El Currículo Nacional brinda las siguientes orientaciones sobre la evaluación:

“La idea de evaluación ha evolucionado significativamente. Ha pasado de comprenderse como una práctica centrada en la enseñanza, que calificaba lo correcto y lo incorrecto, y que se situaba únicamente al final del proceso, a ser entendida como una práctica centrada en el aprendizaje del estudiante, que lo retroalimenta oportunamente con respecto a sus progresos durante todo el proceso de enseñanza y aprendizaje. La evaluación, entonces, diagnostica, retroalimenta y posibilita acciones para el progreso del aprendizaje de los estudiantes” (MINEDU (2016) Currículo Nacional de la Educación Básica. Pg. 101)

Bajo estas consideraciones, la evaluación en los proyectos de aprendizaje requiere enfocarse en el proceso de aprendizaje de los niños y las niñas y no en el cotejo final de los resultados alcanzados. Centrar la mirada en el proceso de aprendizaje implica observar a los niños, recoger y registrar información (cualitativa) en relación a los propósitos de aprendizaje previstos, para luego analizarlas y junto a otras evidencias (recogidas en otros momentos de la jornada) hacer una valoración del aprendizaje alcanzado por los niños.

Para llevar a cabo la evaluación se necesita tomar en cuenta lo siguiente:

  • Tener claridad de los propósitos de aprendizaje: Es decir, tener presente a lo largo del proyecto las competencias, los estándares y los desempeños que se quieren alcanzar.
  • Definir las evidencias de aprendizaje2: Las evidencias recogidas deben ser objeto de análisis.
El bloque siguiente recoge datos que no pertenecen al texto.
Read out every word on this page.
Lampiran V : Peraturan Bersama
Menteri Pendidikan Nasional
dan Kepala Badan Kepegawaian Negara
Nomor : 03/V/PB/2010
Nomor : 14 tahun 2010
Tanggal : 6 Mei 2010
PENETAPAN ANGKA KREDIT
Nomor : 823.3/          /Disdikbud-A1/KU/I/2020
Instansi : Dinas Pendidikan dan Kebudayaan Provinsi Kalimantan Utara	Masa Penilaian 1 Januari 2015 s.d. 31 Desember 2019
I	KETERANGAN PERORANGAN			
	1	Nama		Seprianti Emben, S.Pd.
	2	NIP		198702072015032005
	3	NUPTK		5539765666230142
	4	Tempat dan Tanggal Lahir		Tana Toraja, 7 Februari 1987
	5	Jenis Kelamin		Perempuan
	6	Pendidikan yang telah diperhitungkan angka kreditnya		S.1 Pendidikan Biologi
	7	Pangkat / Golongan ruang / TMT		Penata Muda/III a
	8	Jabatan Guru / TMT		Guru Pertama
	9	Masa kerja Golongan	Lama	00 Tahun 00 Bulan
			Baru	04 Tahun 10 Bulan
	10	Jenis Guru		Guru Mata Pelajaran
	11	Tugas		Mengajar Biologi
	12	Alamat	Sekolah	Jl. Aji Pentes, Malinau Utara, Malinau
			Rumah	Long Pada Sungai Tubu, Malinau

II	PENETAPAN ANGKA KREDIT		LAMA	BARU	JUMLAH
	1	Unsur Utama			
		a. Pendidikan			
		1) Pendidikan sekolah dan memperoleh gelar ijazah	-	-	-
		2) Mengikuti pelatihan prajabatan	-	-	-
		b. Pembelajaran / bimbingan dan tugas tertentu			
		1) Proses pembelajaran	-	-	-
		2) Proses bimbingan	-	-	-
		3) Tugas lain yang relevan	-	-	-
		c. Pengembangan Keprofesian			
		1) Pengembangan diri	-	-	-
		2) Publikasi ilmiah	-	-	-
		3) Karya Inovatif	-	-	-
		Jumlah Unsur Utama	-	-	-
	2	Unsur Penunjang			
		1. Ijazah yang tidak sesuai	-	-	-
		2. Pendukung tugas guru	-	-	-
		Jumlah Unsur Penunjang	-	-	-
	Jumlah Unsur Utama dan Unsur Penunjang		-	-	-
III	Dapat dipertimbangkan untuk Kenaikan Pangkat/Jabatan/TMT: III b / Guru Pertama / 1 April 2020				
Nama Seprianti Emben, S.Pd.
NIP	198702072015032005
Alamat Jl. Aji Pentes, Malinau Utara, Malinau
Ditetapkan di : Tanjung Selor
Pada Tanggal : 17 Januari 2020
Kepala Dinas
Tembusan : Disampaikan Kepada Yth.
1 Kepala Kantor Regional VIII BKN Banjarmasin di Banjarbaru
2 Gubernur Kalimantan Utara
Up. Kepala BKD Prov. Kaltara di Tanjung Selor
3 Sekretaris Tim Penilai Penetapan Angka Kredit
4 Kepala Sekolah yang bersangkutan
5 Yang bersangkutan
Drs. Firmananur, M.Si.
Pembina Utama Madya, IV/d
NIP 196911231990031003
Este análisis nos permitirá identificar el nivel de logro alcanzado por el niño y dar la retroalimentación respectiva, así como mejorar nuestra práctica pedagógica.

Retomemos el ejemplo del proyecto: “Averiguamos sobre la importancia del uso del jabón” en el que una de las competencias seleccionadas es: “Indaga mediante métodos científicos para construir sus conocimientos” y el desempeño específico es la obtención de información para dar respuesta a las preguntas de los niños. En este caso, una evidencia de aprendizaje fue el registro de la información que trajeron los niños de casa al preguntar a su familia: ¿Por qué es importante usar jabón?, la cual fue comentada y compartida en grupo en una de las actividades del proyecto. Así como esta, hubieron otras evidencias: por ejemplo, luego de entrevistar a una enfermera a la que invitaron y plantearon preguntas sobre el tema, la docente registró los comentarios de los niños y obtuvo evidencias de sus aprendizajes al compararlos con sus “teorías” iniciales.

Es importante que los niños participen en el proceso de evaluación comunicando y verbalizando opiniones sobre su trabajo, su esfuerzo y el progreso que van experimentando. La mejor forma de hacerlo es reflexionando con ellos sobre sus acciones y aprendizajes durante el desarrollo de las actividades y al finalizar el proyecto. Para ello, podemos recurrir a los registros que tengamos, como: calendario de las actividades, papelógrafos, dibujos de los niños, etc. De esta manera, promovemos la toma de conciencia de cómo aprenden y la valoración de su esfuerzo y perseverancia.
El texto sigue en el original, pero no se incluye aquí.